Le Naturales Quaestiones rientrano nell'insieme delle sue opere filosofiche. Si tratta di sette libri dedicati a Lucilio, che vanno a costituire l'opera cosiddetta ''scientifica'', poiché vi affronta temi che riguardano i fenomeni del cosmo e le conseguenze di questi sulla psiche umana. Attraverso una robusta analisi, si prefissa come scopo quello di liberare l'uomo dalla paura. Infatti, con il linguaggio dell'interiorità e con la calma del saggio, ci fornisce gli strumenti per comprendere ciò che apparentemente ci sembra incomprensibile. In questo sesto libro, Seneca racconta a Lucilio ciò che è accaduto a Pompei, città distrutta in seguito a un terremoto, che ha sconvolto la mente e l'anima degli abitanti di tutte le città vicine, città che ora rischiano di essere cancellate a causa di un destino che colpisce catastroficamente, senza risparmiare nessuno e nessun luogo, come insegna il passato.

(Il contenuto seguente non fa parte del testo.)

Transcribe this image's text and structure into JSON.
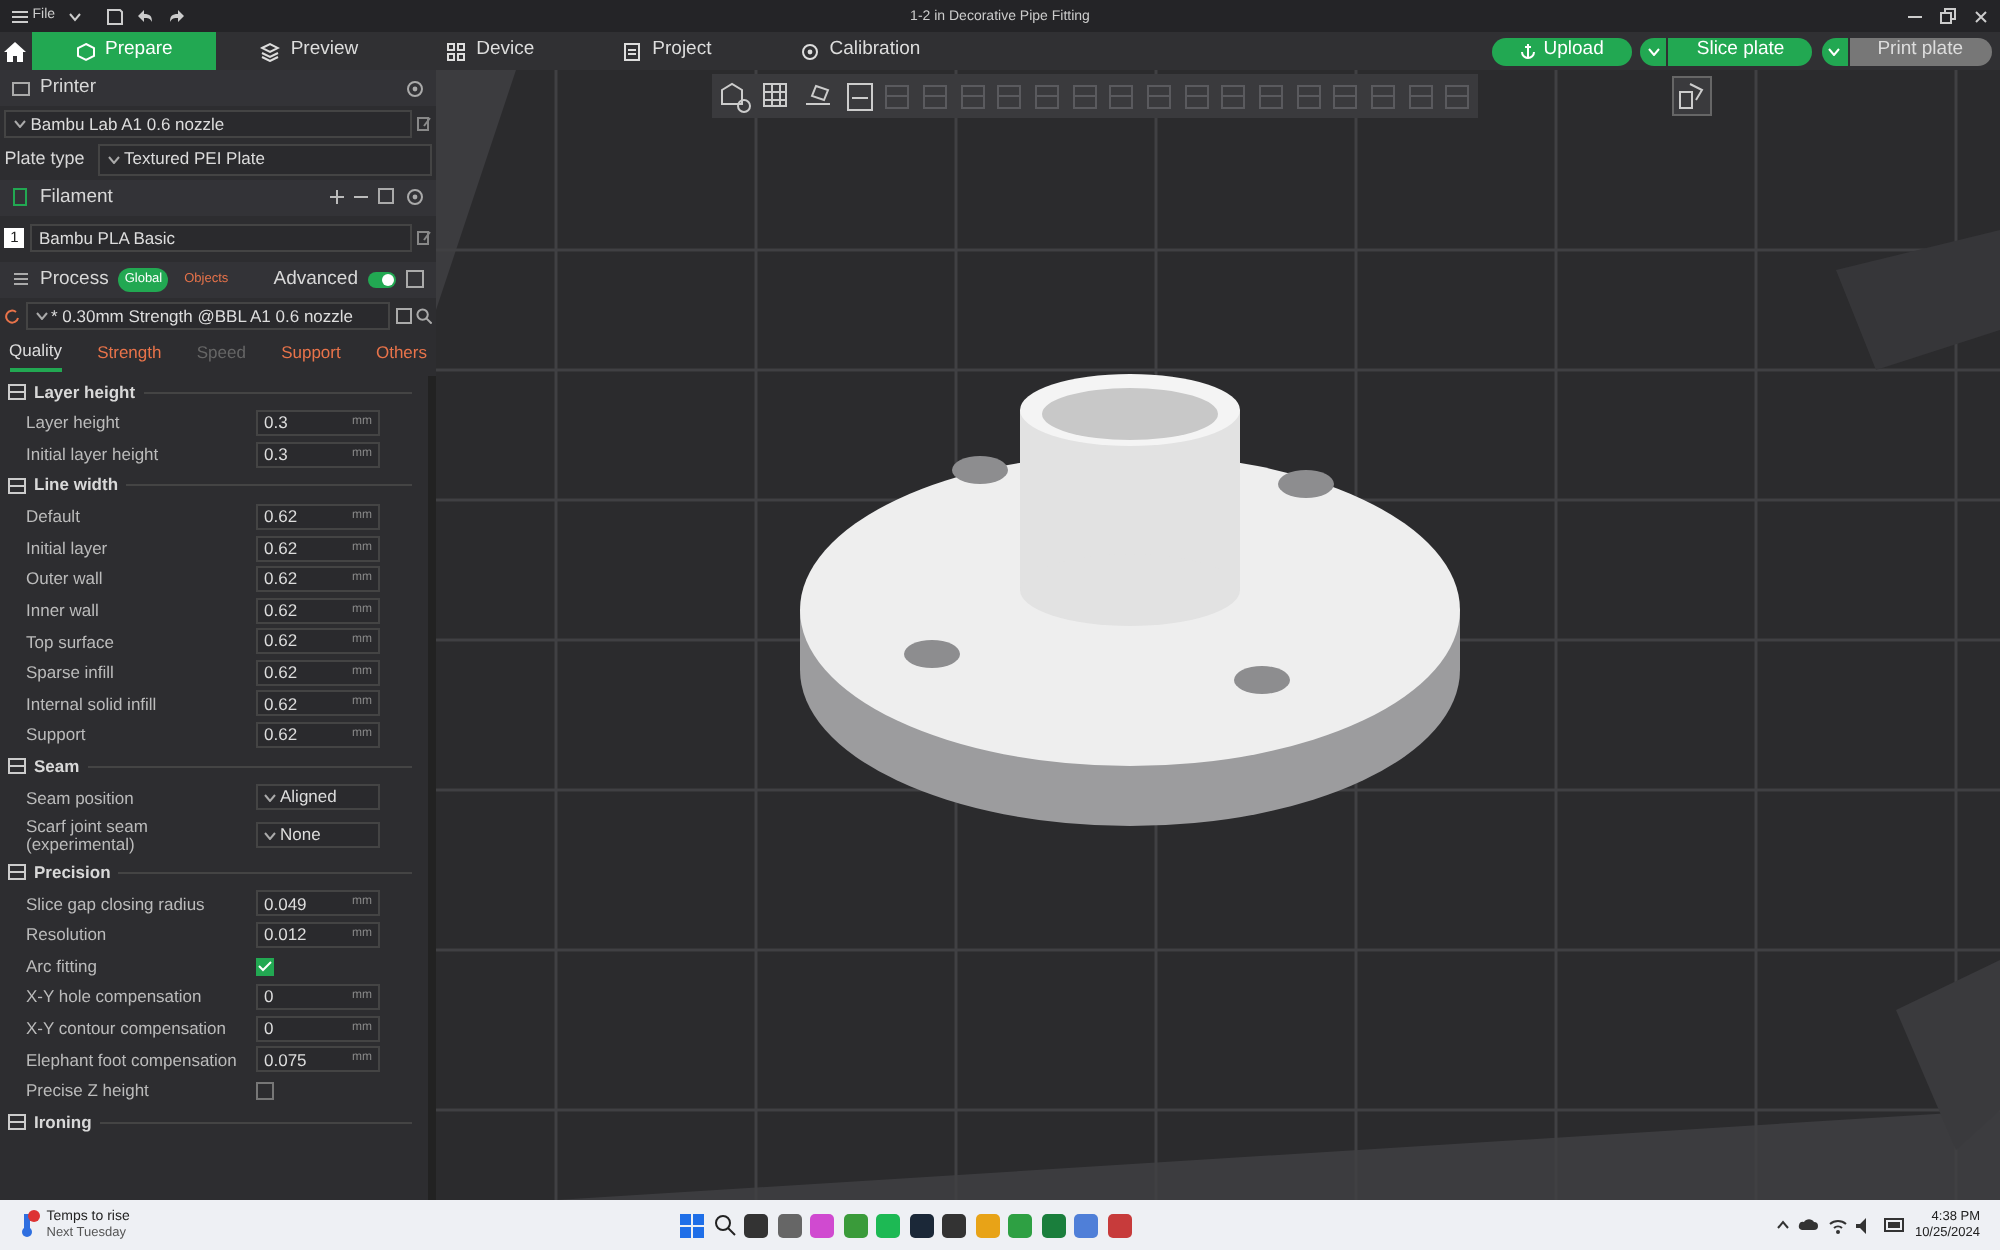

Le premesse di Seneca spingono, fin da subito, il lettore alla riflessione, a prendere coscienza della sua impotenza, della forza incontrollabile della natura, che il solo pensare di poter tenere a bada ci rimanda alla nostra condizione di "miseri corpi". Noi, ai quali basta molto meno di un terremoto per sprofondare nel timore, ora vorremmo comprendere il linguaggio della natura? Seneca non crede vi sia un disegno divino in queste scosse che capovolgono la terra e che questa, piuttosto, è come il nostro corpo: subisce delle alterazioni. Il suo è un invito alla ricerca delle cause di un fenomeno capace di inabissare addirittura fiumi e montagne e a questo ci possiamo arrivare solo con la conoscenza. Perché la natura si comporta in un determinato modo? Perché infuria? Ha una risposta? Dobbiamo noi cercarla?

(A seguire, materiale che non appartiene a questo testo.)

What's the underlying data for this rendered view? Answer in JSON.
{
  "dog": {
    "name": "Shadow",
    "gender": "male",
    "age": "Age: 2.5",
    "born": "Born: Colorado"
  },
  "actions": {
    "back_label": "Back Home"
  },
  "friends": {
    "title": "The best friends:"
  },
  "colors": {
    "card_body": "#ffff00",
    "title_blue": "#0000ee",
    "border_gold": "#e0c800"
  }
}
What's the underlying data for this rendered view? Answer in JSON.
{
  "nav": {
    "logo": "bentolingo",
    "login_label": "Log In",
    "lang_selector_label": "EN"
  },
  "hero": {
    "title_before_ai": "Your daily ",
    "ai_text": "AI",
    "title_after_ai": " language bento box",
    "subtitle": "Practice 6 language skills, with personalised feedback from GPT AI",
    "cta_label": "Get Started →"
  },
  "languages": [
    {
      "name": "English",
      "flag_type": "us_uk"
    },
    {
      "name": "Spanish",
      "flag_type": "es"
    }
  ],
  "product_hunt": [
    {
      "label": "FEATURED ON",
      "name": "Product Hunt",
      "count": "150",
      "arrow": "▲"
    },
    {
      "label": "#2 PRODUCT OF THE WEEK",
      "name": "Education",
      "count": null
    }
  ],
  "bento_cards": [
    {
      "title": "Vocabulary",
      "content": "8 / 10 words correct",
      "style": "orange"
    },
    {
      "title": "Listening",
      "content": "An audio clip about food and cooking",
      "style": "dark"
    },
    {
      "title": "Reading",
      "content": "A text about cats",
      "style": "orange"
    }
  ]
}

A questo punto, Seneca comincia a elencare le varie teorie del tempo che, seppur imprecise e divergenti, con uguale veemenza, spiegherebbero questi tragici avvenimenti. Alcuni, come Talete di Mileto, ritengono che la causa risieda nell'acqua e paragonano la terra a un'imbarcazione. L'acqua sarebbe anche uno dei motivi in grado di spiegare la piena estiva del Nilo, ad esempio. E così proseguendo, Seneca cita Anassagora che invece ritiene che sia l'aria che la terra sono mosse non dall'acqua ma dal fuoco. Eloquente l'immagine dell'acqua che bolle se messa in un recipiente sul fuoco, come la terra che è soggetta a scosse quand'esso fa evaporare enormi quantità di acqua. Per Anassimene, le cause sono da ricercare in seno della terra stessa che può essere agitata dalla combinazione di più elementi. Non manca chi, come Archelao, crede nella potenza annientatrice dell'aria che, cercando una via di fuga, fa tremare la terra paragonata da alcuni al corpo umano: le acque sarebbero il nostro sangue e i venti la nostra aria vitale. Si ritorna poi ad approfondire il sisma campano e Seneca descrive il sentimento di paura e le sue manifestazioni sul volto degli uomini.
Credo che queste siano le pagine più belle e attuali dell'opera. L'uomo che ha perso il suo equilibrio, fugge, è forsennato: il terrore l'ha trasformato in un pazzo. L'unica salvezza è nell'attenta osservazione della natura, perché per reagire con forza bisogna tenere salda la conoscenza. E, siccome la morte sopraggiunge inevitabilmente, che sia per un motivo più o meno grave, per una malattia o per il devastante terremoto, il nostro compito è accoglierla con animo predisposto, senza respingere la sua volontà. La natura ci ha generati e, alla stessa maniera, ci priva dell'esistenza che resta precaria e ha breve durata. Temerla, dunque, significherebbe soltanto invocarla.
In questo modo conclude il sesto libro delle Naturales Quaestiones, quello dedicato al grande terremoto, esortando nuovamente Lucilio a non avere paura della morte, perché solo pensandoci costantemente, sapendo di dover ''perire'', saremo pronti ad accettarla senza essere condannati alla disperazione.